Last Friday was the last chance to get a free upgrade/downgrade from Windows 7 to Windows 10. The Microsoft checking utility confidently announced my system was compatible, but I doubted that as I was running stuff in XP Mode, and some old Chicago (Windows 9x) software. But I thought I’d give Microsoft the benefit of the doubt and try. But before that I backed up the entire hard disk.
Giving Microsoft the benefit of any doubt is always a bad plan, and in my case the installation died half way. The update was apparently downloaded, but I left it all weekend and it failed to install.
It’s hard to see why anyone who knows about computers used for serious purposes would consider “upgrading” to Windows 10 a good idea. I’m not sad I had to revert to the backup and get my Windows 7 machine back. Windows 8+ completely failed to implement the backward compatibility that Microsoft used to do so well. Upgrading DOS or Windows meant you could keep your legacy applications and hardware, but switching to OS/2, Apple, UNIX or Linux meant you could not.

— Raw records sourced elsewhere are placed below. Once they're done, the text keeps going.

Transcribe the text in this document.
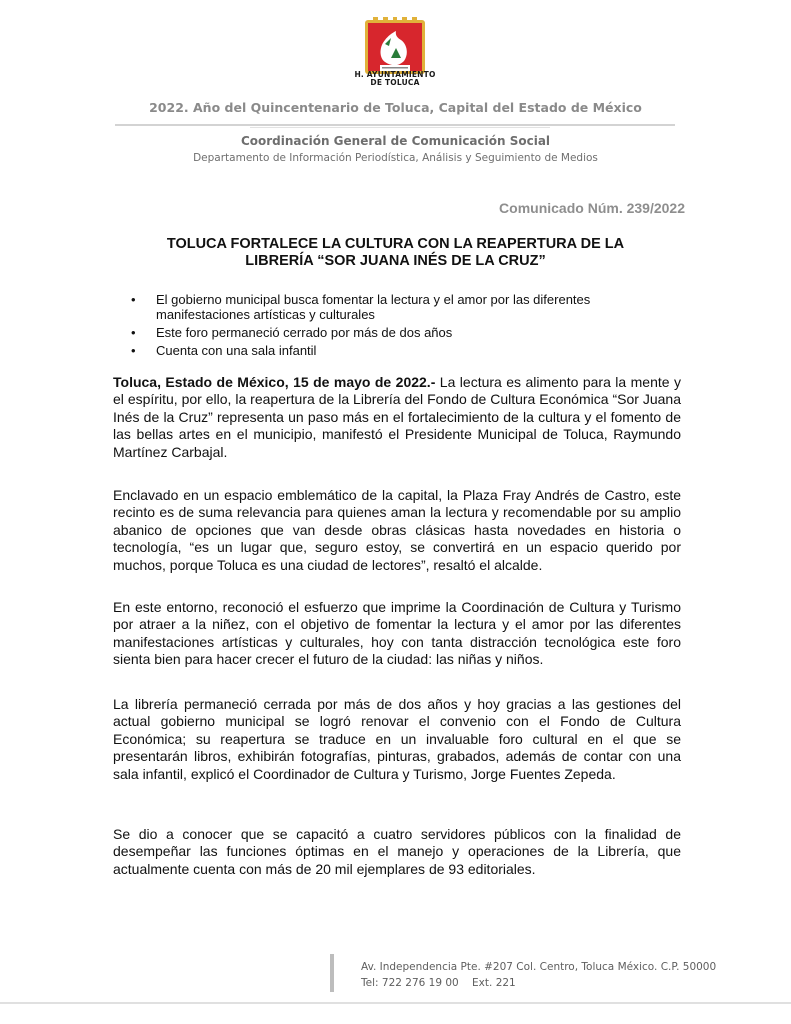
H. AYUNTAMIENTO
DE TOLUCA
2022. Año del Quincentenario de Toluca, Capital del Estado de México
Coordinación General de Comunicación Social
Departamento de Información Periodística, Análisis y Seguimiento de Medios
Comunicado Núm. 239/2022
TOLUCA FORTALECE LA CULTURA CON LA REAPERTURA DE LA
LIBRERÍA “SOR JUANA INÉS DE LA CRUZ”
• El gobierno municipal busca fomentar la lectura y el amor por las diferentes manifestaciones artísticas y culturales
• Este foro permaneció cerrado por más de dos años
• Cuenta con una sala infantil

Toluca, Estado de México, 15 de mayo de 2022.- La lectura es alimento para la mente y el espíritu, por ello, la reapertura de la Librería del Fondo de Cultura Económica “Sor Juana Inés de la Cruz” representa un paso más en el fortalecimiento de la cultura y el fomento de las bellas artes en el municipio, manifestó el Presidente Municipal de Toluca, Raymundo Martínez Carbajal.

Enclavado en un espacio emblemático de la capital, la Plaza Fray Andrés de Castro, este recinto es de suma relevancia para quienes aman la lectura y recomendable por su amplio abanico de opciones que van desde obras clásicas hasta novedades en historia o tecnología, “es un lugar que, seguro estoy, se convertirá en un espacio querido por muchos, porque Toluca es una ciudad de lectores”, resaltó el alcalde.

En este entorno, reconoció el esfuerzo que imprime la Coordinación de Cultura y Turismo por atraer a la niñez, con el objetivo de fomentar la lectura y el amor por las diferentes manifestaciones artísticas y culturales, hoy con tanta distracción tecnológica este foro sienta bien para hacer crecer el futuro de la ciudad: las niñas y niños.

La librería permaneció cerrada por más de dos años y hoy gracias a las gestiones del actual gobierno municipal se logró renovar el convenio con el Fondo de Cultura Económica; su reapertura se traduce en un invaluable foro cultural en el que se presentarán libros, exhibirán fotografías, pinturas, grabados, además de contar con una sala infantil, explicó el Coordinador de Cultura y Turismo, Jorge Fuentes Zepeda.

Se dio a conocer que se capacitó a cuatro servidores públicos con la finalidad de desempeñar las funciones óptimas en el manejo y operaciones de la Librería, que actualmente cuenta con más de 20 mil ejemplares de 93 editoriales.

Av. Independencia Pte. #207 Col. Centro, Toluca México. C.P. 50000
Tel: 722 276 19 00    Ext. 221
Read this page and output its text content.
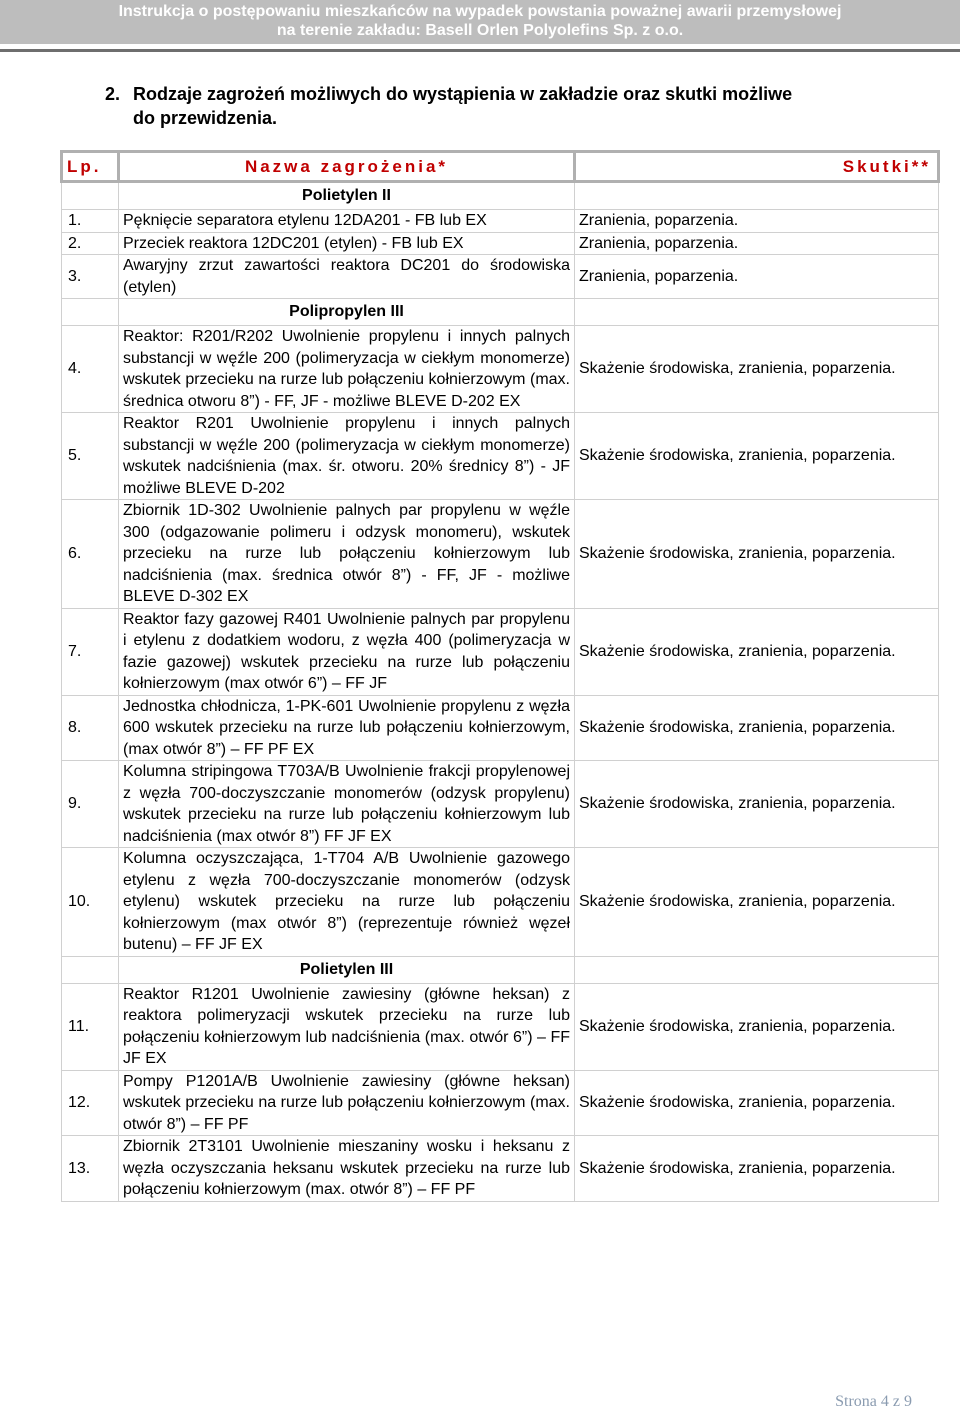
Instrukcja o postępowaniu mieszkańców na wypadek powstania poważnej awarii przemysłowej
na terenie zakładu: Basell Orlen Polyolefins Sp. z o.o.
2. Rodzaje zagrożeń możliwych do wystąpienia w zakładzie oraz skutki możliwe
do przewidzenia.
Lp.	Nazwa zagrożenia*	Skutki**
	Polietylen II	
1.	Pęknięcie separatora etylenu 12DA201 - FB lub EX	Zranienia, poparzenia.
2.	Przeciek reaktora 12DC201 (etylen) - FB lub EX	Zranienia, poparzenia.
3.	Awaryjny zrzut zawartości reaktora DC201 do środowiska (etylen)	Zranienia, poparzenia.
	Polipropylen III	
4.	Reaktor: R201/R202 Uwolnienie propylenu i innych palnych substancji w węźle 200 (polimeryzacja w ciekłym monomerze) wskutek przecieku na rurze lub połączeniu kołnierzowym (max. średnica otworu 8”) - FF, JF - możliwe BLEVE D-202 EX	Skażenie środowiska, zranienia, poparzenia.
5.	Reaktor R201 Uwolnienie propylenu i innych palnych substancji w węźle 200 (polimeryzacja w ciekłym monomerze) wskutek nadciśnienia (max. śr. otworu. 20% średnicy 8”) - JF możliwe BLEVE D-202	Skażenie środowiska, zranienia, poparzenia.
6.	Zbiornik 1D-302 Uwolnienie palnych par propylenu w węźle 300 (odgazowanie polimeru i odzysk monomeru), wskutek przecieku na rurze lub połączeniu kołnierzowym lub nadciśnienia (max. średnica otwór 8”) - FF, JF - możliwe BLEVE D-302 EX	Skażenie środowiska, zranienia, poparzenia.
7.	Reaktor fazy gazowej R401 Uwolnienie palnych par propylenu i etylenu z dodatkiem wodoru, z węzła 400 (polimeryzacja w fazie gazowej) wskutek przecieku na rurze lub połączeniu kołnierzowym (max otwór 6”) – FF JF	Skażenie środowiska, zranienia, poparzenia.
8.	Jednostka chłodnicza, 1-PK-601 Uwolnienie propylenu z węzła 600 wskutek przecieku na rurze lub połączeniu kołnierzowym, (max otwór 8”) – FF PF EX	Skażenie środowiska, zranienia, poparzenia.
9.	Kolumna stripingowa T703A/B Uwolnienie frakcji propylenowej z węzła 700-doczyszczanie monomerów (odzysk propylenu) wskutek przecieku na rurze lub połączeniu kołnierzowym lub nadciśnienia (max otwór 8”) FF JF EX	Skażenie środowiska, zranienia, poparzenia.
10.	Kolumna oczyszczająca, 1-T704 A/B Uwolnienie gazowego etylenu z węzła 700-doczyszczanie monomerów (odzysk etylenu) wskutek przecieku na rurze lub połączeniu kołnierzowym (max otwór 8”) (reprezentuje również węzeł butenu) – FF JF EX	Skażenie środowiska, zranienia, poparzenia.
	Polietylen III	
11.	Reaktor R1201 Uwolnienie zawiesiny (główne heksan) z reaktora polimeryzacji wskutek przecieku na rurze lub połączeniu kołnierzowym lub nadciśnienia (max. otwór 6”) – FF JF EX	Skażenie środowiska, zranienia, poparzenia.
12.	Pompy P1201A/B Uwolnienie zawiesiny (główne heksan) wskutek przecieku na rurze lub połączeniu kołnierzowym (max. otwór 8”) – FF PF	Skażenie środowiska, zranienia, poparzenia.
13.	Zbiornik 2T3101 Uwolnienie mieszaniny wosku i heksanu z węzła oczyszczania heksanu wskutek przecieku na rurze lub połączeniu kołnierzowym (max. otwór 8”) – FF PF	Skażenie środowiska, zranienia, poparzenia.
Strona 4 z 9
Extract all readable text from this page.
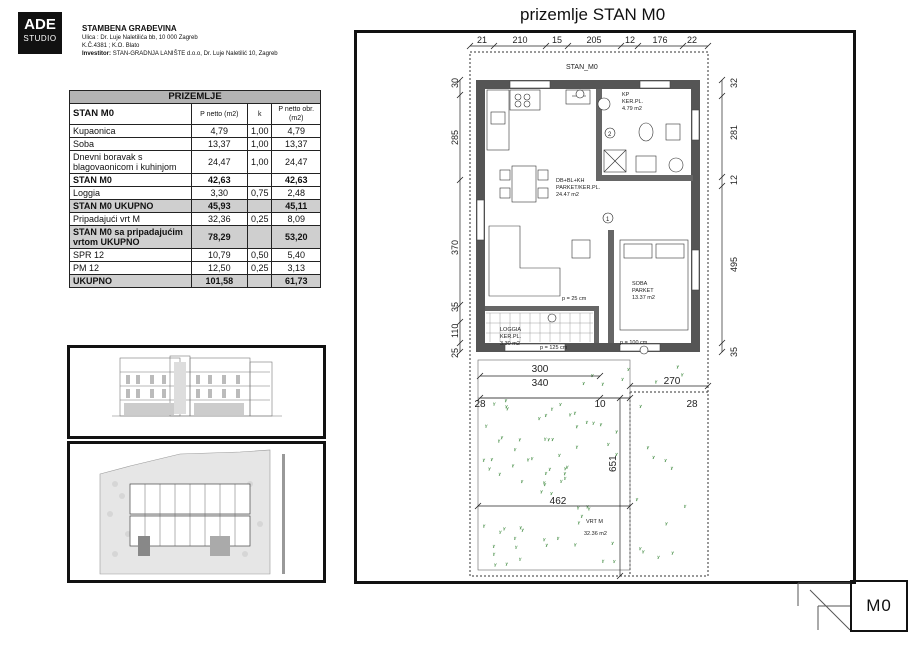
ADE
STUDIO
STAMBENA GRAĐEVINA
Ulica : Dr. Luje Naletilića bb, 10 000 Zagreb
K.Č.4381 ; K.O. Blato
Investitor: STAN-GRADNJA LANIŠTE d.o.o, Dr. Luje Naletilić 10, Zagreb
PRIZEMLJE			
STAN M0	P netto (m2)	k	P netto obr. (m2)
Kupaonica	4,79	1,00	4,79
Soba	13,37	1,00	13,37
Dnevni boravak s blagovaonicom i kuhinjom	24,47	1,00	24,47
STAN M0	42,63		42,63
Loggia	3,30	0,75	2,48
STAN M0 UKUPNO	45,93		45,11
Pripadajući vrt M	32,36	0,25	8,09
STAN M0 sa pripadajućim vrtom UKUPNO	78,29		53,20
SPR 12	10,79	0,50	5,40
PM 12	12,50	0,25	3,13
UKUPNO	101,58		61,73
prizemlje STAN M0
KP
KER.PL.
4.79 m2
DB+BL+KH
PARKET/KER.PL.
24.47 m2
SOBA
PARKET
13.37 m2
LOGGIA
KER.PL.
3.30 m2
VRT M
32.36 m2
p = 25 cm
p = 125 cm
p = 100 cm
STAN_M0
2
1
21	210	15	205	12 176 22
30
285
370
35
110
25
32
281
12
495
35
300
340	270
28	10	28
462
651
M0
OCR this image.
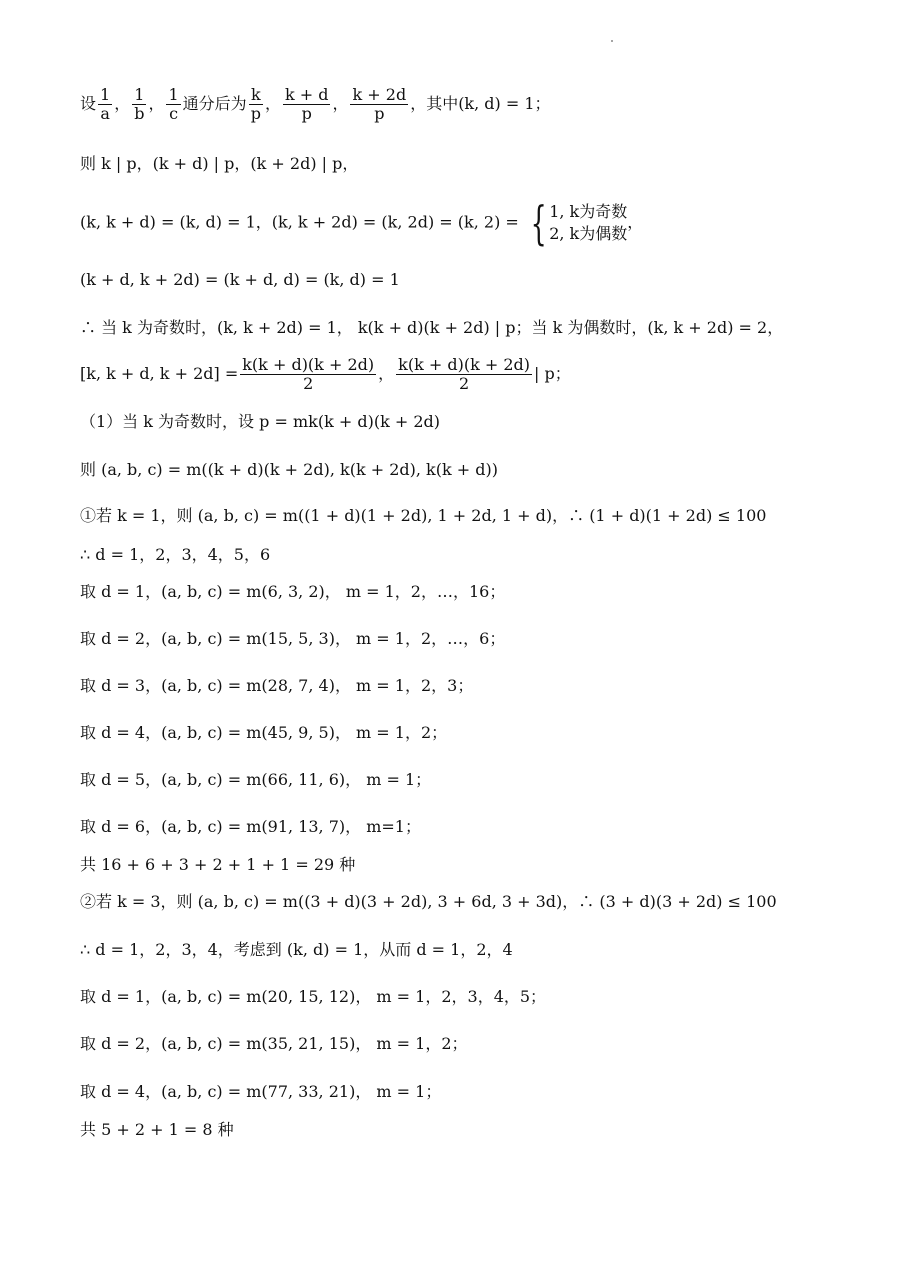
设 $\frac{1}{a}$ ， $\frac{1}{b}$ ， $\frac{1}{c}$ 通分后为 $\frac{k}{p}$ ， $\frac{k + d}{p}$ ， $\frac{k + 2d}{p}$ ，其中(k, d) = 1；
则 k | p，(k + d) | p，(k + 2d) | p，
(k, k + d) = (k, d) = 1，(k, k + 2d) = (k, 2d) = (k, 2) = { 1, k为奇数
2, k为偶数
，
(k + d, k + 2d) = (k + d, d) = (k, d) = 1
∴ 当 k 为奇数时，(k, k + 2d) = 1， k(k + d)(k + 2d) | p；当 k 为偶数时，(k, k + 2d) = 2，
[k, k + d, $k + 2d] = \frac{k(k + d)(k + 2d)}{2}$ ， $\frac{k(k + d)(k + 2d)}{2}$ | p；
（1）当 k 为奇数时，设 p = mk(k + d)(k + 2d)
则 (a, b, c) = m((k + d)(k + 2d), k(k + 2d), k(k + d))
①若 k = 1，则 (a, b, c) = m((1 + d)(1 + 2d), 1 + 2d, 1 + d)，∴ (1 + d)(1 + 2d) ≤ 100
∴ d = 1，2，3，4，5，6
取 d = 1，(a, b, c) = m(6, 3, 2)， m = 1，2，…，16；
取 d = 2，(a, b, c) = m(15, 5, 3)， m = 1，2，…，6；
取 d = 3，(a, b, c) = m(28, 7, 4)， m = 1，2，3；
取 d = 4，(a, b, c) = m(45, 9, 5)， m = 1，2；
取 d = 5，(a, b, c) = m(66, 11, 6)， m = 1；
取 d = 6，(a, b, c) = m(91, 13, 7)， m=1；
共 16 + 6 + 3 + 2 + 1 + 1 = 29 种
②若 k = 3，则 (a, b, c) = m((3 + d)(3 + 2d), 3 + 6d, 3 + 3d)，∴ (3 + d)(3 + 2d) ≤ 100
∴ d = 1，2，3，4，考虑到 (k, d) = 1，从而 d = 1，2，4
取 d = 1，(a, b, c) = m(20, 15, 12)， m = 1，2，3，4，5；
取 d = 2，(a, b, c) = m(35, 21, 15)， m = 1，2；
取 d = 4，(a, b, c) = m(77, 33, 21)， m = 1；
共 5 + 2 + 1 = 8 种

Now upgrading Windows means ditching older software too – in my case, I suspect my company’s accounting system. If you’re going to do anything as rash as that, you might as well break free from Microsoft completely and choose a whole new platform.
I was expecting to write something slamming Microsoft for messing up my PC this morning, but thanks to their complete incompetence, the upgrade didn’t work anyway.